Is it time to rethink the term nontraditional student?

By Meris Stansbury
September 30th, 2016

NCES data shows that institutions have been scrambling to accommodate massive numbers of nontraditional students.


Should higher education rethink what makes a “traditional” student today? Data from the National Center for Education Statistics (NCES) on students applying for financial aid highlight the ever-increasing need for colleges and universities to diversify their programs and make more available online education.

The data, culled from the most recent student financial aid information (2011-12), and discussed in the NCES brief, “Demographic and Enrollment Characteristics of Nontraditional Undergraduates,” examines prevailing characteristics in enrolling students, and argues that knowledge of these characteristics should further urge institutions to diversify their services.

The brief begins by differentiating traditional and nontraditional terms as researchers do, explaining that nontraditional students have the following characteristics:

  • Independent of parents for financial aid reasons
  • Having one or more dependents
  • Being a single caregiver
  • Not having a traditional high school diploma
  • Delaying postsecondary enrollment
  • Attending school part time
  • Being employed full time

“While undergraduates who possess these characteristics are often thought of as nontraditional, a large proportion of undergraduates have these characteristics,” state the brief’s authors (Dr. Alexandria Walton Radford, program director of Transition to College for RTI International; RTI Project Director, Melissa Cominole; and Paul Skomsvold education analyst III of RTI).
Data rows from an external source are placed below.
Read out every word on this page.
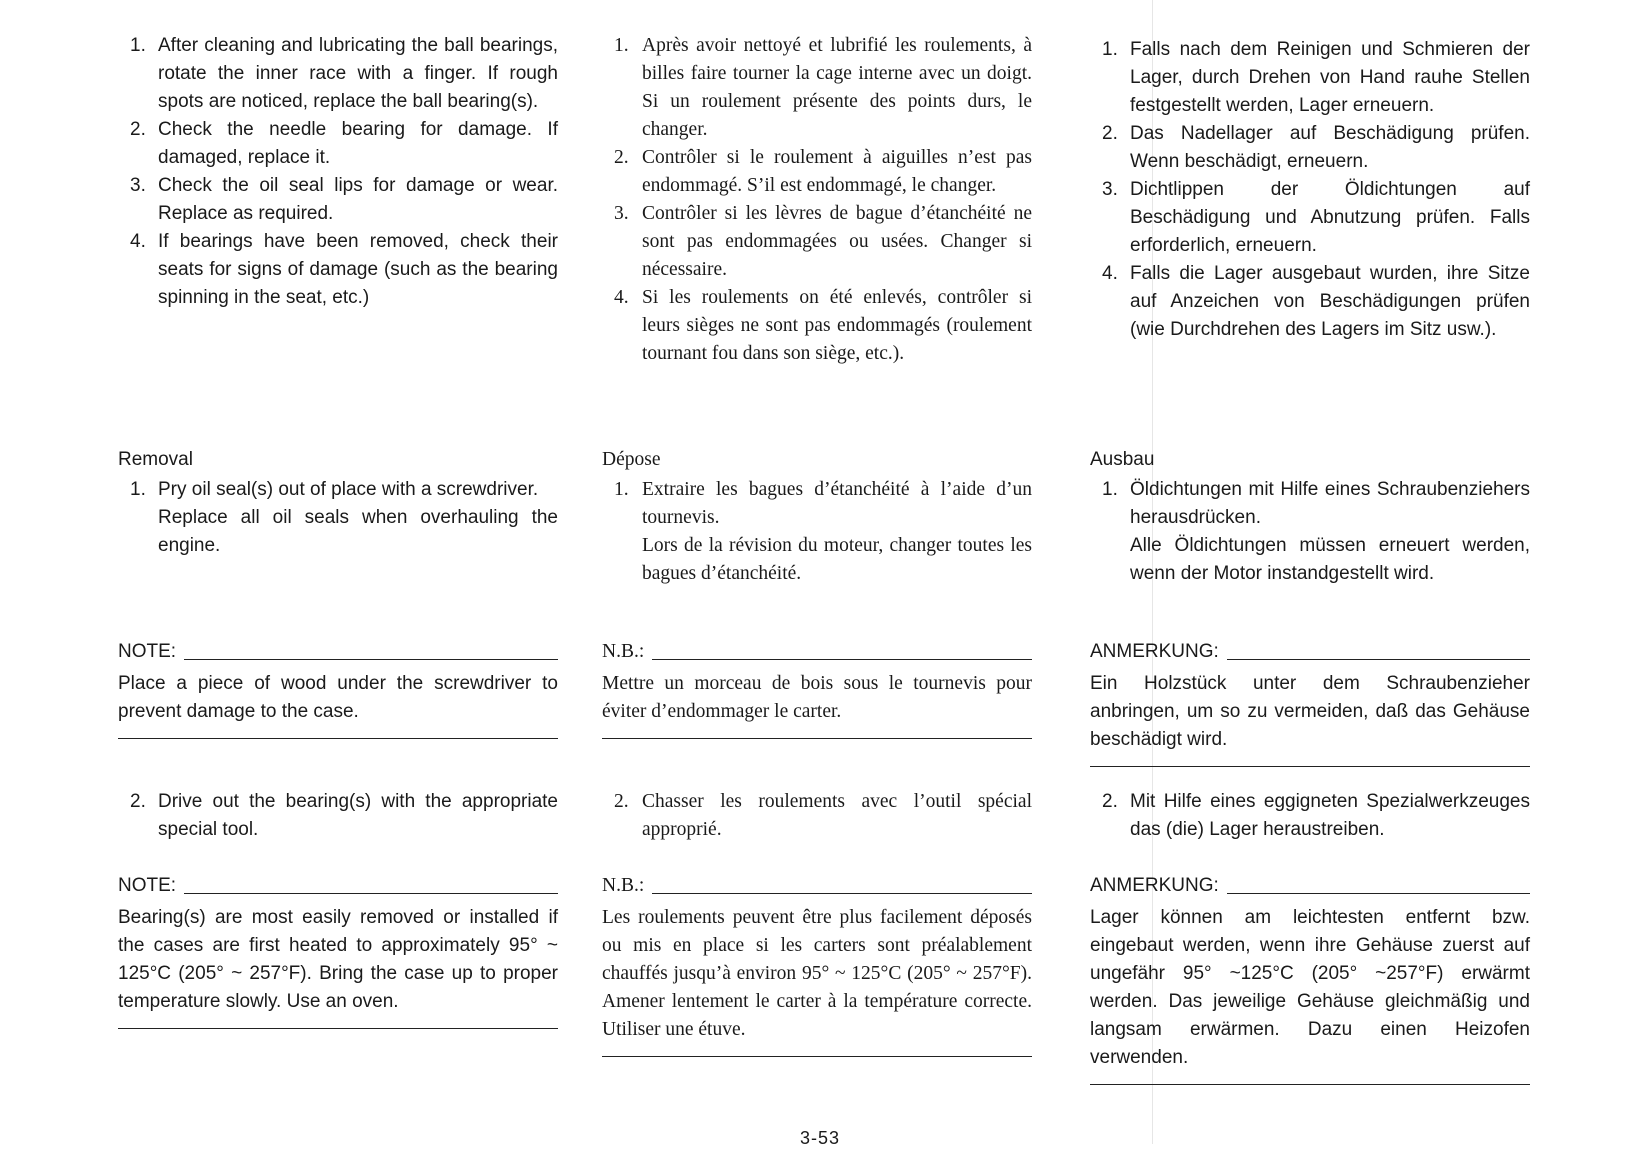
1. After cleaning and lubricating the ball bearings, rotate the inner race with a finger. If rough spots are noticed, replace the ball bearing(s).
2. Check the needle bearing for damage. If damaged, replace it.
3. Check the oil seal lips for damage or wear. Replace as required.
4. If bearings have been removed, check their seats for signs of damage (such as the bearing spinning in the seat, etc.)
Removal
1. Pry oil seal(s) out of place with a screwdriver.

Replace all oil seals when overhauling the engine.

NOTE:
Place a piece of wood under the screwdriver to prevent damage to the case.
2. Drive out the bearing(s) with the appropriate special tool.
NOTE:
Bearing(s) are most easily removed or installed if the cases are first heated to approximately 95° ~ 125°C (205° ~ 257°F). Bring the case up to proper temperature slowly. Use an oven.
1. Après avoir nettoyé et lubrifié les roulements, à billes faire tourner la cage interne avec un doigt. Si un roulement présente des points durs, le changer.
2. Contrôler si le roulement à aiguilles n’est pas endommagé. S’il est endommagé, le changer.
3. Contrôler si les lèvres de bague d’étanchéité ne sont pas endommagées ou usées. Changer si nécessaire.
4. Si les roulements on été enlevés, contrôler si leurs sièges ne sont pas endommagés (roulement tournant fou dans son siège, etc.).
Dépose
1. Extraire les bagues d’étanchéité à l’aide d’un tournevis.

Lors de la révision du moteur, changer toutes les bagues d’étanchéité.

N.B.:
Mettre un morceau de bois sous le tournevis pour éviter d’endommager le carter.
2. Chasser les roulements avec l’outil spécial approprié.
N.B.:
Les roulements peuvent être plus facilement déposés ou mis en place si les carters sont préalablement chauffés jusqu’à environ 95° ~ 125°C (205° ~ 257°F). Amener lentement le carter à la température correcte. Utiliser une étuve.
1. Falls nach dem Reinigen und Schmieren der Lager, durch Drehen von Hand rauhe Stellen festgestellt werden, Lager erneuern.
2. Das Nadellager auf Beschädigung prüfen. Wenn beschädigt, erneuern.
3. Dichtlippen der Öldichtungen auf Beschädigung und Abnutzung prüfen. Falls erforderlich, erneuern.
4. Falls die Lager ausgebaut wurden, ihre Sitze auf Anzeichen von Beschädigungen prüfen (wie Durchdrehen des Lagers im Sitz usw.).
Ausbau
1. Öldichtungen mit Hilfe eines Schraubenziehers herausdrücken.

Alle Öldichtungen müssen erneuert werden, wenn der Motor instandgestellt wird.

ANMERKUNG:
Ein Holzstück unter dem Schraubenzieher anbringen, um so zu vermeiden, daß das Gehäuse beschädigt wird.
2. Mit Hilfe eines eggigneten Spezialwerkzeuges das (die) Lager heraustreiben.
ANMERKUNG:
Lager können am leichtesten entfernt bzw. eingebaut werden, wenn ihre Gehäuse zuerst auf ungefähr 95° ~125°C (205° ~257°F) erwärmt werden. Das jeweilige Gehäuse gleichmäßig und langsam erwärmen. Dazu einen Heizofen verwenden.
3-53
According to NCES data, about 74 percent of all 2011-12 undergrads had at least one nontraditional characteristic.

It’s also a percentage that has remained either consistent, or on the rise, since 1995-96 when at least 70 percent of undergrads possessed at least one nontraditional characteristic.

“Examining nontraditional characteristics is important not only because a high percentage of postsecondary students possess them, but also because students with these characteristics can be vulnerable to challenges that can affect their well-being, levels of stress and satisfaction, and likelihood of persisting and attaining a degree,” notes the brief.

With so many students considered nontraditional by these research standards, not only could the definition of a traditional student be outdated, but technology-supported online programs, flexible degree programs, credentialing and badging, and the reinvention of the credit hour may help increase institutional enrollment and curb dropouts or transfers of these more at-risk students.